Talbot felt almost cheerful as he walked back to the Ship, and he took a mutton cutlet and tomato sauce, and a pint of Moselle for his dinner; and the food and wine warmed him; and, not having slept a wink on the previous night, he fell into a heavy indigestible slumber, with his head hanging over the sofa-cushion, and dreamed that he was at Grand Cairo (or at a place which would have been that city had it not been now and then Bulstrode Castle, and occasionally chambers in the Albany), and that Aurora Floyd was with him, clad in imperial purple, with hieroglyphics on the hem of her robe, and wearing a clown's jacket of white satin and scarlet spots, such as he had once seen foremost in a great race. Captain Bulstrode arose early the next morning, with the full intention of departing from Sussex by the 8.45 express; but suddenly remembering that he had but poorly acknowledged Archibald Floyd's cordiality, he determined on sacrificing his inclinations on the shrine of courtesy, and calling once more at the East Cliff to take leave of the banker. Having once resolved upon this line of action, the captain would fain have hurried that moment to Mr. Floyd's house; but, finding that it was only half-past seven, he was compelled to restrain his impatience and await a more seasonable hour. Could he go at nine?

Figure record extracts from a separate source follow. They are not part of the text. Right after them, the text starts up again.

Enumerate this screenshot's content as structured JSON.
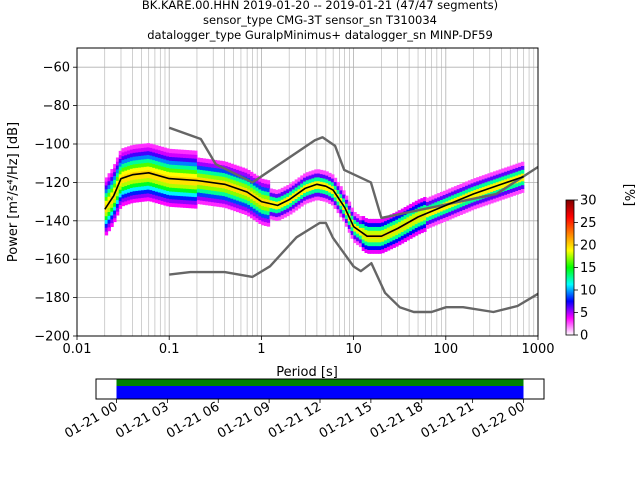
{
  "title_lines": [
    "BK.KARE.00.HHN   2019-01-20 -- 2019-01-21  (47/47 segments)",
    "sensor_type CMG-3T sensor_sn T310034",
    "datalogger_type GuralpMinimus+ datalogger_sn MINP-DF59"
  ],
  "chart_data": [
    {
      "type": "heatmap",
      "xlabel": "Period [s]",
      "ylabel": "Power [m²/s⁴/Hz] [dB]",
      "xscale": "log",
      "xlim": [
        0.01,
        1000
      ],
      "ylim": [
        -200,
        -50
      ],
      "x_ticks": [
        "0.01",
        "0.1",
        "1",
        "10",
        "100",
        "1000"
      ],
      "x_tick_values": [
        0.01,
        0.1,
        1,
        10,
        100,
        1000
      ],
      "y_ticks": [
        -200,
        -180,
        -160,
        -140,
        -120,
        -100,
        -80,
        -60
      ],
      "grid": true,
      "colorbar": {
        "label": "[%]",
        "range": [
          0,
          30
        ],
        "ticks": [
          0,
          5,
          10,
          15,
          20,
          25,
          30
        ],
        "colormap": [
          "#ffffff",
          "#ff00ff",
          "#0000ff",
          "#00ffff",
          "#00ff00",
          "#ffff00",
          "#ff8000",
          "#ff0000",
          "#800000"
        ]
      },
      "series": [
        {
          "role": "high noise model",
          "color": "#666666",
          "x": [
            0.1,
            0.22,
            0.32,
            0.8,
            3.8,
            4.6,
            6.3,
            7.9,
            15.4,
            20,
            354.8,
            1000
          ],
          "y": [
            -91.5,
            -97.4,
            -110.5,
            -120,
            -98,
            -96.5,
            -101,
            -113.5,
            -120,
            -138.5,
            -126,
            -112
          ]
        },
        {
          "role": "low noise model",
          "color": "#666666",
          "x": [
            0.1,
            0.17,
            0.4,
            0.8,
            1.24,
            2.4,
            4.3,
            5,
            6,
            10,
            12,
            15.6,
            21.9,
            31.6,
            45,
            70,
            101,
            154,
            328,
            600,
            1000
          ],
          "y": [
            -168,
            -166.7,
            -166.7,
            -169.2,
            -163.7,
            -148.6,
            -141.1,
            -141.1,
            -149,
            -163.8,
            -166.2,
            -162.1,
            -177.5,
            -185,
            -187.5,
            -187.5,
            -185,
            -185,
            -187.5,
            -184.4,
            -178
          ]
        },
        {
          "role": "mode",
          "color": "#000000",
          "x": [
            0.02,
            0.025,
            0.03,
            0.04,
            0.06,
            0.1,
            0.2,
            0.4,
            0.7,
            1,
            1.5,
            2,
            3,
            4,
            5,
            6,
            8,
            10,
            14,
            20,
            30,
            50,
            100,
            200,
            400,
            700
          ],
          "y": [
            -134,
            -127,
            -118,
            -116,
            -115,
            -118,
            -119,
            -121,
            -125,
            -130,
            -132,
            -129,
            -123,
            -121,
            -122,
            -124,
            -133,
            -143,
            -148,
            -148,
            -144,
            -138,
            -132,
            -126,
            -121,
            -117
          ]
        }
      ]
    },
    {
      "type": "timeline",
      "x_ticks": [
        "01-21 00",
        "01-21 03",
        "01-21 06",
        "01-21 09",
        "01-21 12",
        "01-21 15",
        "01-21 18",
        "01-21 21",
        "01-22 00"
      ],
      "coverage": {
        "start": "01-21 00",
        "end": "01-22 00"
      },
      "bar_colors": {
        "data": "#008000",
        "gaps": "#0000ff"
      }
    }
  ]
}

Scarcely. At ten? Yes, surely, as he could then leave by the eleven o'clock train. He sent his breakfast away untouched, and sat looking at his watch in a mad hurry for the time to pass, yet growing hot and uncomfortable as the hour drew near.
At a quarter to ten he put on his hat and left the hotel. Mr. Floyd was at home, the servant told him—up stairs in the little study, he thought. Talbot waited for no more. "You need not announce me," he said; "I know where to find your master."